Il Giro d’Italia, invece, non rappresenta affatto una manifestazione sportiva in cui si identifica lo spirito nazionale degli italiani. Il Giro è lo specchio dell’Italia, è il riflesso delle cento città di cui parla Carlo Cattaneo, ognuna delle quali è un Paese. Il poeta Alfonso Gatto, che per l’ Unità seguiva la corsa, (allora si usava mandare al Giro come al Tour le penne più raffinate tra gli scrittori, che scrivevano articoli di colore e facevano da spalla ai veri cronisti sportivi, Pratolini per il Nuovo Corriere diretto da Romano Bilenchi, Anna Maria Orterse per L’Europeo, Indro Montanelli per il Corriere delle Sera), scrisse che il Giro d’Italia sta al Tour de France come nell’arte i Macchiaioli agli Impressionisti.

Oltre la tenda
Ma il Tour non è solo lotta serrata tra ciclisti, è anche il vincitore della maglia gialla Egan Bernal, che pedala sotto i fiocchi di neve sul Tourmalet, è Froome che cade, è Alaphilippe che l’anno scorso perse la maglia gialla tre giorni prima di arrivare agli Champs Elysée, è Indurain con la faccia impassibile che non fa trasparire alcuna fatica in volto, è Pantani che sul Galibier, la cima che lo ha legittimò campione nell’anno dell’accoppiata Giro-Tour, manifesta tutta la sua fatica in volto.

«La tenda» di Roland Barthes si allarga e abbraccia tutto il Tour de France, per dirci che la corsa gialla non può essere ridotto a scontro tra titani delle due ruote, è anche la lotta tra il campione e l’imprevisto, come l’auto che ti sperona, il tifoso che per eccesso di protagonismo e bisogno di sfiorare il campione taglia la strada.
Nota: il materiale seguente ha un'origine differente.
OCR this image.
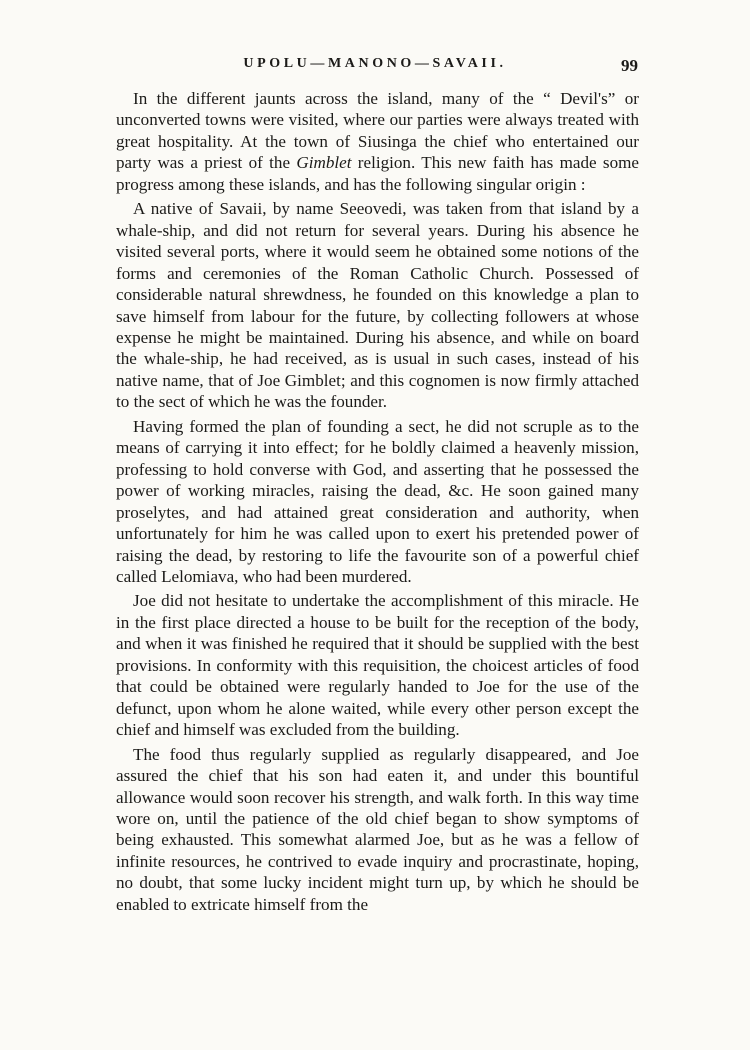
UPOLU—MANONO—SAVAII.	99

In the different jaunts across the island, many of the “ Devil's” or unconverted towns were visited, where our parties were always treated with great hospitality. At the town of Siusinga the chief who entertained our party was a priest of the Gimblet religion. This new faith has made some progress among these islands, and has the following singular origin :

A native of Savaii, by name Seeovedi, was taken from that island by a whale-ship, and did not return for several years. During his absence he visited several ports, where it would seem he obtained some notions of the forms and ceremonies of the Roman Catholic Church. Possessed of considerable natural shrewdness, he founded on this knowledge a plan to save himself from labour for the future, by collecting followers at whose expense he might be maintained. During his absence, and while on board the whale-ship, he had received, as is usual in such cases, instead of his native name, that of Joe Gimblet; and this cognomen is now firmly attached to the sect of which he was the founder.

Having formed the plan of founding a sect, he did not scruple as to the means of carrying it into effect; for he boldly claimed a heavenly mission, professing to hold converse with God, and asserting that he possessed the power of working miracles, raising the dead, &c. He soon gained many proselytes, and had attained great consideration and authority, when unfortunately for him he was called upon to exert his pretended power of raising the dead, by restoring to life the favourite son of a powerful chief called Lelomiava, who had been murdered.

Joe did not hesitate to undertake the accomplishment of this miracle. He in the first place directed a house to be built for the reception of the body, and when it was finished he required that it should be supplied with the best provisions. In conformity with this requisition, the choicest articles of food that could be obtained were regularly handed to Joe for the use of the defunct, upon whom he alone waited, while every other person except the chief and himself was excluded from the building.

The food thus regularly supplied as regularly disappeared, and Joe assured the chief that his son had eaten it, and under this bountiful allowance would soon recover his strength, and walk forth. In this way time wore on, until the patience of the old chief began to show symptoms of being exhausted. This somewhat alarmed Joe, but as he was a fellow of infinite resources, he contrived to evade inquiry and procrastinate, hoping, no doubt, that some lucky incident might turn up, by which he should be enabled to extricate himself from the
La Grand Boucle riguarda anche questi aspetti, che si pongono fuori dall’ambito strettamente tecnico e delle tattiche programmate dal computer durante la tappa e comunicate attraverso l’auricolare.

Protagonisti
Alaphilippe riuscirà 35 anni dopo Bernard Hinault a salire sui Campi Elisi e a far felice i francesi, dopo averli illusi fino all’ultimo nel 2019? Froome, Doumulin e Roglic l’anno scorso costretti alla ritirata, si rifaranno?
L’edizione di quest’anno a causa del Covid-19 e dei possibili contagi, sarà esclusivamente televisiva e forse più degli altri anni la chanson de geste ne risentirà. Per la prima volta dopo tanti anni mancherà anche uno chansonnier d’eccezione, che più di ogni altro ha saputo raccontare il Tour de France: Gianni Mura. Ecco quanto scrisse da Parigi l’anno scorso su la Repubblica nel suo ultimo articolo: «Un bel Tour? No, un bellissimo Tour …In rapporto a una corsa di tre settimane, tormentata dal caldo e bloccata da una grandinata biblica e da una frana, cos’è la bellezza? È l’incertezza, lo scontro aperto, il gusto della sfida, qualcosa di meno meccanico, di più umano. È lo sport che assume varie facce, dalla poesia al dramma, dalle trombe della vittoria alle campane a morto».